To address concerns about potential abuse of Libra by malefactors, the updated white paper describes several new rules to which network participants will be subject. For example, only financial institutions that follow guidelines from the Financial Action Task Force will initially be able to deal in Libra coins. Other participants will eventually be admitted, but they must undergo periodic compliance checks by external auditors and, in the case of digital wallet providers, will face size limits on user balances and transactions.
Another change from its June plans is that Libra no longer intends to eventually go “permissionless.” Instead, it will continue to limit access to its blockchain (the ledger of all Libra coin transactions) to authorized participants. This change offers much‐needed clarity. Just how the transition to an open ledger like Bitcoin’s would have proceeded without forcing the Libra Association to relinquish control was never clear. Nor had Libra explained how it would avoid the large electricity requirements for which Bitcoin is infamous. The decision to remain permissioned will therefore please money‐laundering watchdogs and address one of the few genuine lacunae in the original proposal.
How are regulators likely to respond to Libra’s new offer? If the FSB’s ten recommendations are any guide, their reception will be a lot warmer than last time around. Not only has Libra made structural changes that will turn it into a payments provider much like incumbent ones, but it has also agreed not to launch the new currency anywhere without first meeting local regulators’ requirements. And, like regulated banks, Libra has set out capital and liquidity management policies so users can get their money back in the event of stress or failure.
No private financial innovation has ever faced so much scrutiny before even going live. And that is precisely the problem with this ten‐month saga.
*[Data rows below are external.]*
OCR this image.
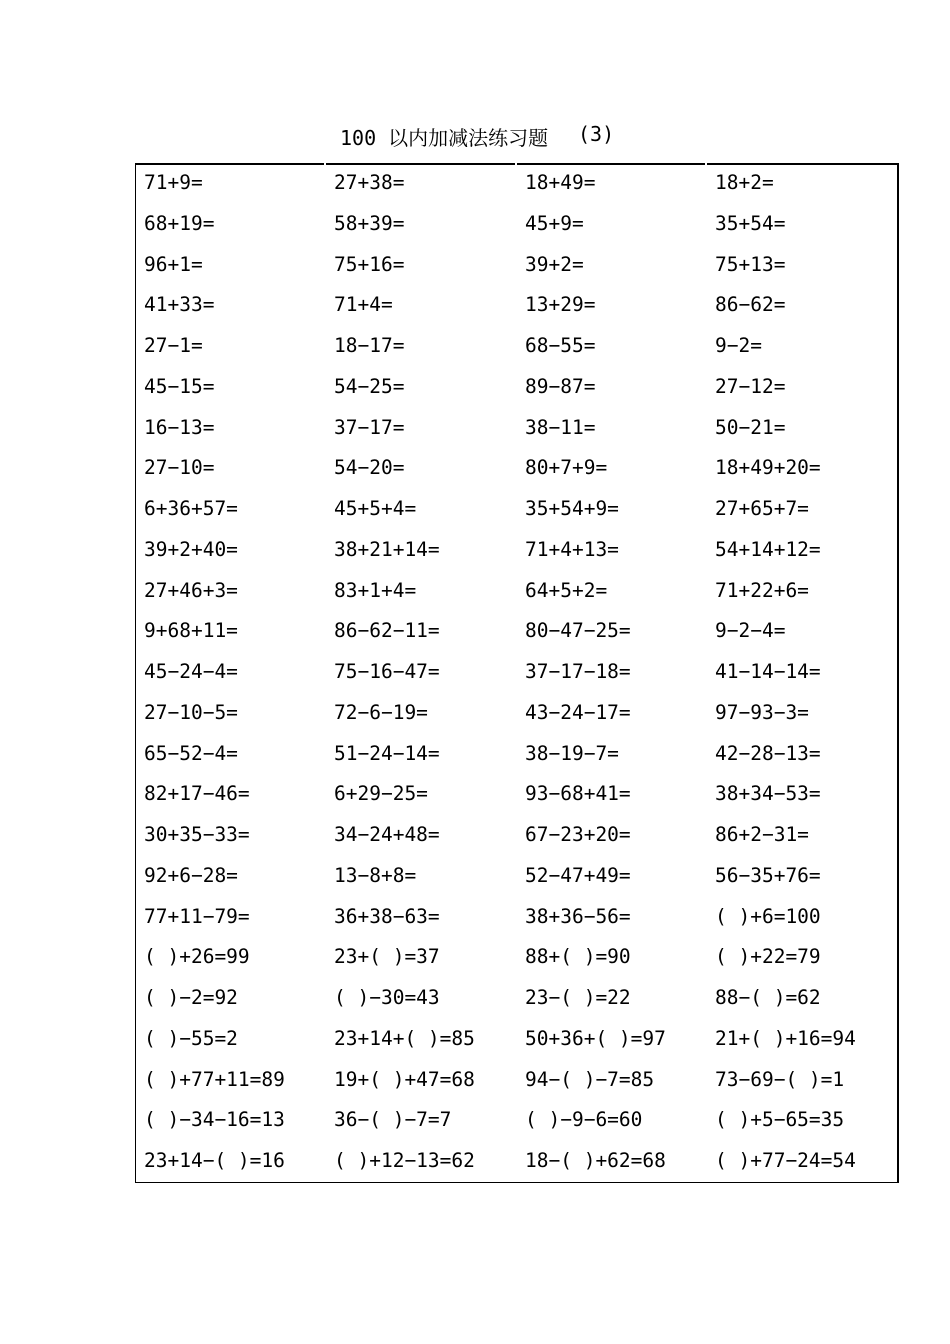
100 以内加减法练习题 (3)
71+9=	27+38=	18+49=	18+2=
68+19=	58+39=	45+9=	35+54=
96+1=	75+16=	39+2=	75+13=
41+33=	71+4=	13+29=	86−62=
27−1=	18−17=	68−55=	9−2=
45−15=	54−25=	89−87=	27−12=
16−13=	37−17=	38−11=	50−21=
27−10=	54−20=	80+7+9=	18+49+20=
6+36+57=	45+5+4=	35+54+9=	27+65+7=
39+2+40=	38+21+14=	71+4+13=	54+14+12=
27+46+3=	83+1+4=	64+5+2=	71+22+6=
9+68+11=	86−62−11=	80−47−25=	9−2−4=
45−24−4=	75−16−47=	37−17−18=	41−14−14=
27−10−5=	72−6−19=	43−24−17=	97−93−3=
65−52−4=	51−24−14=	38−19−7=	42−28−13=
82+17−46=	6+29−25=	93−68+41=	38+34−53=
30+35−33=	34−24+48=	67−23+20=	86+2−31=
92+6−28=	13−8+8=	52−47+49=	56−35+76=
77+11−79=	36+38−63=	38+36−56=	( )+6=100
( )+26=99	23+( )=37	88+( )=90	( )+22=79
( )−2=92	( )−30=43	23−( )=22	88−( )=62
( )−55=2	23+14+( )=85	50+36+( )=97	21+( )+16=94
( )+77+11=89	19+( )+47=68	94−( )−7=85	73−69−( )=1
( )−34−16=13	36−( )−7=7	( )−9−6=60	( )+5−65=35
23+14−( )=16	( )+12−13=62	18−( )+62=68	( )+77−24=54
What began as a promising if untested plan for fast and cheap international payments quickly became the target of hyperbolic attacks. That Libra has responded so swiftly and comprehensively says more about how high the stakes are for Facebook and its partners than about the merits of the claims against them. But the precedent leaves one wondering whether other potential innovators with lower stakes will find it worthwhile to proceed at all.
Yet discouraging future payments innovation would be a great loss to us all, as recent events demonstrate. The challenge of getting relief money to households amid the coronavirus emergency has once again exposed the sluggishness of U.S. payments. Digital wallets could have accelerated the flow of funds to Americans who will be getting a paper check instead. For international transfers and the 1.7 billion people worldwide without a bank account, the high cost and slow speed of payments is an even more pressing concern. As they evaluate Libra’s new proposal, regulators should keep in mind its potential to improve on the status quo, instead of focusing only on unsubstantiated risks and the preservation of their own turf.